Entretanto, para a Administração Carter, o Xá constituiria um teste inicial. Partindo da contradição de manter o apoio a Teerã em meio às acusações de violações dos Direitos Humanos por parte da temida SAVAK (polícia secreta).
Assim, em suma, Carter abraçaria o Xá. A tal ponto que em 31 de dezembro de 1977, o casal Carter celebraria a chegada do ano novo junto com o Xá e sua esposa Farah Diba em Teerã. Ocasião em que proferiria uma frase da qual deve ter se arrependido durante anos. Quando garantiu que o Irão era uma “ilha de estabilidade” no meio da região mais quente do mundo.
Uma sentença que se revelaria errada poucos meses depois, quando o Xá foi finalmente forçado a exilar-se após o triunfo da Revolução Islâmica liderada pelo Aiatolá Khomeini.
Uma tragédia para o mundo livre ocorreu. Os conservadores diriam que Carter abandonou o melhor amigo da América. E o país mais pró-americano e amigo de Israel no Médio Oriente tornar-se-ia o seu maior inimigo. Até se tornar a ameaça à paz e à segurança internacional que representa no nosso presente.
Mas, verdade seja dita, o Xá também cometeu erros. Talvez afetado pela arrogância que costuma invadir os poderosos, talvez ele tenha esquecido até que ponto as suas reformas seculares eram sustentáveis.
Alguns transeuntes recordaram a troca epistolar em que o Xá recomendou que o rei Faisal se modernizasse, abrindo a Arábia Saudita, permitindo escolas mistas, permitindo que as mulheres usassem minissaias e abrindo discotecas.

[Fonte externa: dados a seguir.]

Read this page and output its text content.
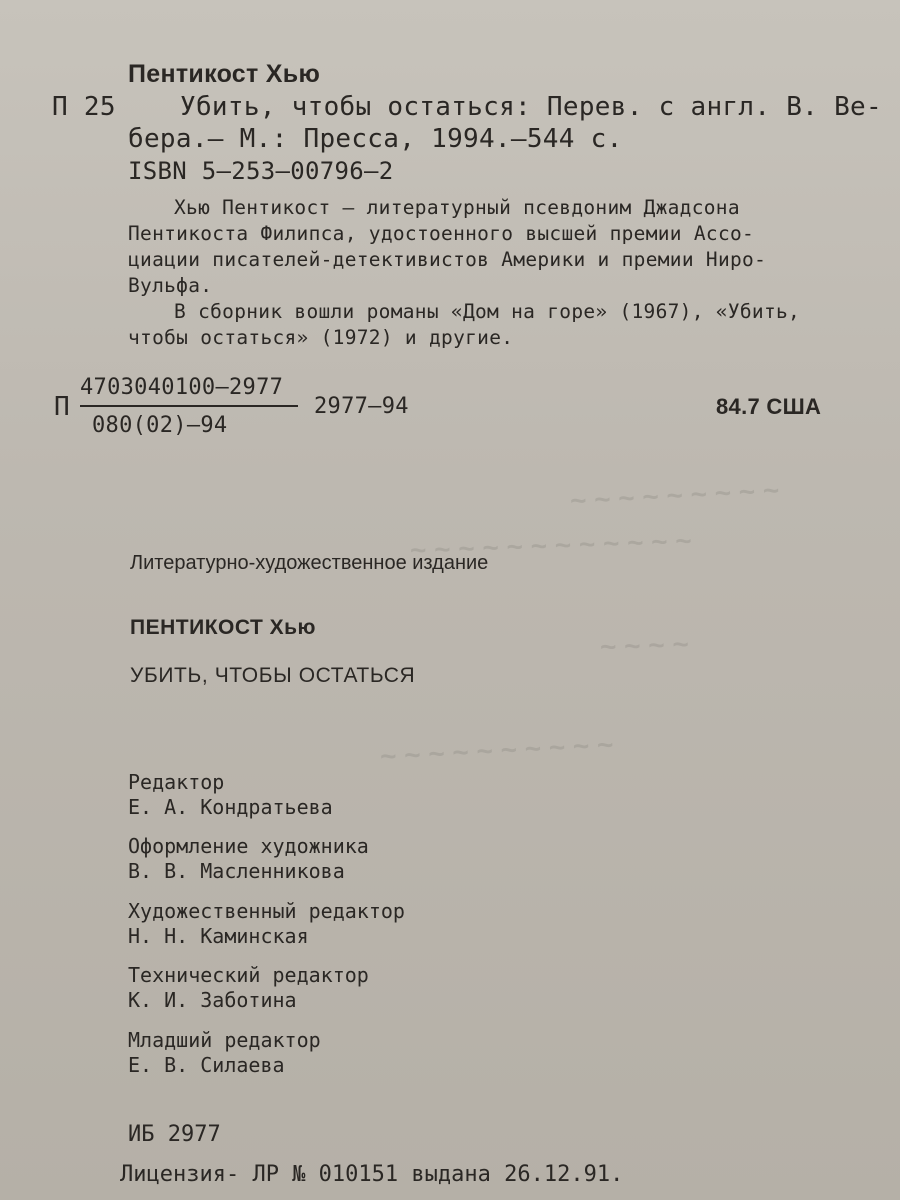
~ ~ ~ ~ ~ ~ ~ ~ ~
~ ~ ~ ~ ~ ~ ~ ~ ~ ~ ~ ~
~ ~ ~ ~
~ ~ ~ ~ ~ ~ ~ ~ ~ ~
Пентикост Хью
П 25 Убить, чтобы остаться: Перев. с англ. В. Ве-
бера.— М.: Пресса, 1994.—544 с.
ISBN 5—253—00796—2
Хью Пентикост — литературный псевдоним Джадсона
Пентикоста Филипса, удостоенного высшей премии Ассо-
циации писателей-детективистов Америки и премии Ниро-
Вульфа.
В сборник вошли романы «Дом на горе» (1967), «Убить,
чтобы остаться» (1972) и другие.
П
4703040100—2977
080(02)—94
2977—94	84.7 США
Литературно-художественное издание
ПЕНТИКОСТ Хью
УБИТЬ, ЧТОБЫ ОСТАТЬСЯ
Редактор
Е. А. Кондратьева
Оформление художника
В. В. Масленникова
Художественный редактор
Н. Н. Каминская
Технический редактор
К. И. Заботина
Младший редактор
Е. В. Силаева
ИБ 2977
Лицензия- ЛР № 010151 выдана 26.12.91.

Faisal respondeu: “Majestade, agradeço seu conselho. Mas deixe-me lembrá-lo de que você não é o Xá da França. Você não está no Elísio. Você está no Irã. E noventa por cento da sua população é muçulmana. Por favor, nunca se esqueça disso."
Mariano A. Caucino é especialista em relações internacionais. Ex-embaixador em Israel e Costa Rica.
As opiniões aqui publicadas são de inteira responsabilidade de seus autores.